Les exportations de GNL des États-Unis ont en effet explosé ces dernières années, atteignant 356,4 milliards de pieds cubes en juin 2024, contre 109 milliards quatre ans plus tôt, selon l’U.S. Energy Information Administration (EIA). Une part significative de ces exportations est destinée à des alliés européens tels que l’Allemagne, l’Italie et les Pays-Bas. Toutefois, l’incertitude actuelle sur les politiques de Harris, si elle venait à être élue, pourrait ralentir cette croissance. L’industrie demande des éclaircissements, notamment en ce qui concerne l’éventuelle levée du gel des permis, élément central pour maintenir la compétitivité des exportations américaines sur les marchés internationaux.
Une industrie en attente de clarté politique
Toby Rice, président-directeur général de EQT Corporation, le plus grand producteur de gaz naturel en Pennsylvanie, souligne que l’impact de ces décisions politiques se fait déjà sentir sur les consommateurs. Selon lui, la situation est paradoxale : alors que les États-Unis regorgent de ressources énergétiques, les factures d’énergie ne cessent d’augmenter. Il attribue cette hausse de 35 % des prix à une demande mondiale soutenue, exacerbée par les incertitudes liées aux décisions politiques. Pour Rice et de nombreux autres dirigeants de l’industrie, il est crucial que la prochaine administration clarifie rapidement sa position sur les exportations de GNL afin de stabiliser le marché.
L’enjeu dépasse largement les frontières américaines. La demande mondiale de GNL continue de croître, et l’U.S. Energy Information Administration prévoit que la capacité d’exportation de l’Amérique du Nord doublera d’ici la fin de la décennie, atteignant plus de 24 milliards de pieds cubes par jour.

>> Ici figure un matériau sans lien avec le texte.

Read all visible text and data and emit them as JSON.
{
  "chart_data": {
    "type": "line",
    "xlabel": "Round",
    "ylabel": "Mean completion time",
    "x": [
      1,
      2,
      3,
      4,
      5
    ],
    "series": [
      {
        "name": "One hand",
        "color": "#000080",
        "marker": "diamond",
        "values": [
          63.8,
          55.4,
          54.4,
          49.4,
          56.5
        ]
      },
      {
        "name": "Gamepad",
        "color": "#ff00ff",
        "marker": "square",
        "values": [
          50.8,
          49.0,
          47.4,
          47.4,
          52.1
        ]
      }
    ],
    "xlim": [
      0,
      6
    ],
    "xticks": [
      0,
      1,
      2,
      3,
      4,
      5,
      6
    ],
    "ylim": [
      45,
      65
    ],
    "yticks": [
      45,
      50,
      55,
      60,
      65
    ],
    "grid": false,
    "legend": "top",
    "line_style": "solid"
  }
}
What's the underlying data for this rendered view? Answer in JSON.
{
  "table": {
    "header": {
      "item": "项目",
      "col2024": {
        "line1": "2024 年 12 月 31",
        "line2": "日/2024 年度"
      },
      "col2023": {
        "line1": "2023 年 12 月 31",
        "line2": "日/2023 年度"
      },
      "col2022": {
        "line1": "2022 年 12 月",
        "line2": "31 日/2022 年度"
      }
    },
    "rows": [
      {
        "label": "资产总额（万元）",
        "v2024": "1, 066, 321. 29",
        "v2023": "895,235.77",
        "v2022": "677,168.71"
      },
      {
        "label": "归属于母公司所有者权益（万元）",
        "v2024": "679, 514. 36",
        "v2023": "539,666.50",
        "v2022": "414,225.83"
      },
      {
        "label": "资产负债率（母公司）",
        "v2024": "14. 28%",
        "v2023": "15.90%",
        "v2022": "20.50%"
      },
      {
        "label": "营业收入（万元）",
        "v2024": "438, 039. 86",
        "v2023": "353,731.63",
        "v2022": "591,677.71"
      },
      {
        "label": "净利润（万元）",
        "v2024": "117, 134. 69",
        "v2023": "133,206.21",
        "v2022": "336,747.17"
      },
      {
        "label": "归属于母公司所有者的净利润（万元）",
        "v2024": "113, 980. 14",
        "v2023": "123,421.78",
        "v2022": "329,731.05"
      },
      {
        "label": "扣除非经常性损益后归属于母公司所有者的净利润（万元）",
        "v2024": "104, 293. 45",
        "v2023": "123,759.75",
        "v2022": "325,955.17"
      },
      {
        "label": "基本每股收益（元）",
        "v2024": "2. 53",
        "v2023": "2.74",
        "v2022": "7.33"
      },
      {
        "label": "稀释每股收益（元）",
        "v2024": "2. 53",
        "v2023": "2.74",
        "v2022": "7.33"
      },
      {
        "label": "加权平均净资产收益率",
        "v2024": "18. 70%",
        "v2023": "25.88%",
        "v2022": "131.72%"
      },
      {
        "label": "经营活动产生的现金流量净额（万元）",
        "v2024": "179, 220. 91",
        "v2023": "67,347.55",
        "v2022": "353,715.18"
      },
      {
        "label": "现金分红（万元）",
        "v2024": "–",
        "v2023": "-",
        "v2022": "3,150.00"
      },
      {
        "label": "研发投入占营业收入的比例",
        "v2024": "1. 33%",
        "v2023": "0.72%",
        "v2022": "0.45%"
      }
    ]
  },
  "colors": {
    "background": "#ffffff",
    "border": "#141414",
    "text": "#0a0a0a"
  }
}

Si la demande internationale reste forte, les producteurs de gaz naturel doivent s’assurer que les infrastructures et les réglementations permettent de répondre à cette demande sans restrictions inutiles. Dans ce contexte, les décisions prises par l’administration Harris, si elle est élue, seront décisives pour l’avenir du secteur.
Le besoin d’infrastructures pour soutenir l’expansion
Les acteurs du secteur voient dans la construction de nouvelles infrastructures d’exportation, comme un terminal GNL à Philadelphie, une opportunité de dynamiser l’économie régionale et de renforcer la position compétitive des producteurs américains. Actuellement, le gaz naturel extrait de la Marcellus Shale doit être acheminé vers la côte du Golfe du Mexique ou vers le terminal de Cove Point dans le Maryland pour être exporté. Cette logistique complexe augmente les coûts et réduit les marges bénéficiaires, d’où l’importance d’investir dans des solutions locales.
L’avenir du secteur du gaz naturel aux États-Unis dépendra donc en grande partie de la direction que prendra la politique énergétique fédérale après l’élection de 2024. Le gel des permis d’exportation de GNL et les décisions sur la régulation de la fracturation hydraulique seront scrutés de près par les professionnels du secteur, non seulement en Pennsylvanie, mais dans tout le pays. Harris devra concilier les besoins économiques du secteur énergétique avec les attentes des électeurs environnementalistes, ce qui pose un défi politique majeur à quelques semaines de l’élection.